Today Venice survives only thanks to its large and growing temporary workforce. While queuing at the Rialto pier at 11:30 one night, I watched migrant workers fill the Line 1 vaporetto to the point of standing. They were mostly men in their twenties, from the Indian subcontinent, who finished their days in restaurants and checked their phones without even looking at the view. They get off at Piazzale Roma, where you can transfer by car or bus to towns outside the lagoon. This is the life of a cook or a waiter: workers cannot afford to live in the city they support.
Local people are worried that Venice will turn into a kind of Disneyland. It may be a bit like this in San Marco Square, which is full of tour groups, but the square has nothing to do with shops. The Basilica and the Doge’s Palace are magnificent homes of history and art, and no one should want a world where they cannot be seen.

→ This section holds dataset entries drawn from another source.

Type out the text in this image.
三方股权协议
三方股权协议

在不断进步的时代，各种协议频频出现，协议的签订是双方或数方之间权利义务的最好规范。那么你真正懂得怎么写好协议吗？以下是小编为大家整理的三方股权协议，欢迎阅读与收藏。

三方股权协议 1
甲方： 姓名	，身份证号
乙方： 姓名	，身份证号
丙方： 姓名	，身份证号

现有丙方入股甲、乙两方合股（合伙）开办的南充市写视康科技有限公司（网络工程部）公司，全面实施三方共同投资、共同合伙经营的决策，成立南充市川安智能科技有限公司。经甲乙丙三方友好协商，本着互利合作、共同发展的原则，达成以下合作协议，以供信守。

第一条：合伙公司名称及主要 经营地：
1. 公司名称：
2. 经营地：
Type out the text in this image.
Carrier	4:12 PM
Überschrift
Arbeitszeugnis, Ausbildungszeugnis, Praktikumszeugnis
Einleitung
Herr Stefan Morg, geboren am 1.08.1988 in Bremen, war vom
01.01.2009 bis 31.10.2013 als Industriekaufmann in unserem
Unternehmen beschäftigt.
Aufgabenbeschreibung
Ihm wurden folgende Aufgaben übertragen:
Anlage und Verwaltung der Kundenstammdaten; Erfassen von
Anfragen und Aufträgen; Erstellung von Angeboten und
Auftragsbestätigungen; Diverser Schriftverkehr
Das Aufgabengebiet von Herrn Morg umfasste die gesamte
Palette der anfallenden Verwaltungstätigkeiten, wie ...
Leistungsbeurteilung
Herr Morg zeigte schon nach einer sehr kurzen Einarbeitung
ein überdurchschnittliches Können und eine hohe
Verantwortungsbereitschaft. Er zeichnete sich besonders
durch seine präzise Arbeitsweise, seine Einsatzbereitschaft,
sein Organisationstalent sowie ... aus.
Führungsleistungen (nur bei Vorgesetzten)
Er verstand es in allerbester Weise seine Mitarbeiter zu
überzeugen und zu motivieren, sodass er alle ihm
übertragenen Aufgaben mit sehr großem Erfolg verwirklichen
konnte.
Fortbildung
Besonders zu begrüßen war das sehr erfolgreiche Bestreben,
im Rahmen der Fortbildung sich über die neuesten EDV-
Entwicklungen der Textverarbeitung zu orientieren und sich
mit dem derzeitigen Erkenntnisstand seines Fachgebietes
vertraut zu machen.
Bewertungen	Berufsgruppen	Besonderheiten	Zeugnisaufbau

Since I couldn’t afford a coffee the last time I visited the square in 1996, I was determined to have one this time. I stopped at Caffe Lavena and listened to a piano quartet playing Italian classics. Espresso was €12 – about $19. I didn’t regret it.
Last year’s big event, the wedding of Jeff Bezos and Lauren Sánchez in Venice, highlighted the extreme wealth of its distinguished visitors; Toninello was also one of those who objected to the exhibition. The city has an impressive way of separating visitors from their money, but the cost is a way of limiting the number of tourists. It’s hard to see how it’s possible to work any other way. The “Venice Access Fee” for tourists is currently 5 Euros, but that is barely as much as a sip of coffee. It is inevitable that it will rise.
Everywhere you look the views are spectacular. However, the future of tourism in Venice is not a pretty sight.
We all know that traveling is a troublesome business: We change the places we love because we love them so much. What is noticeable about Venice is that the community shrinks as the tourist trade expands. So, who will take precautions against overtourism? The best mechanism is an active voting public that can push out leaders who care more about tourist money than local services. What if voters have to leave? As more people are moved out of the city, the danger of Disneyland looms.
Although visitors enjoy Venice, it is difficult to know what they should do to preserve it. So I ask Toninello.
“Try to look for more local things,” he says. For example, spend money at local stores. One concern is that essential services such as pharmacies may close because they are priced out by stores or large chains that sell to tourists. This is how neighborhoods lose their comfort and character.
“Also try to stay in the city and act like you are in the city,” he adds.
It’s about respecting the place, slowing down, and not making things difficult for those who live there. After all, it is the local people who make Venice a living city. This is a lesson for world tourism.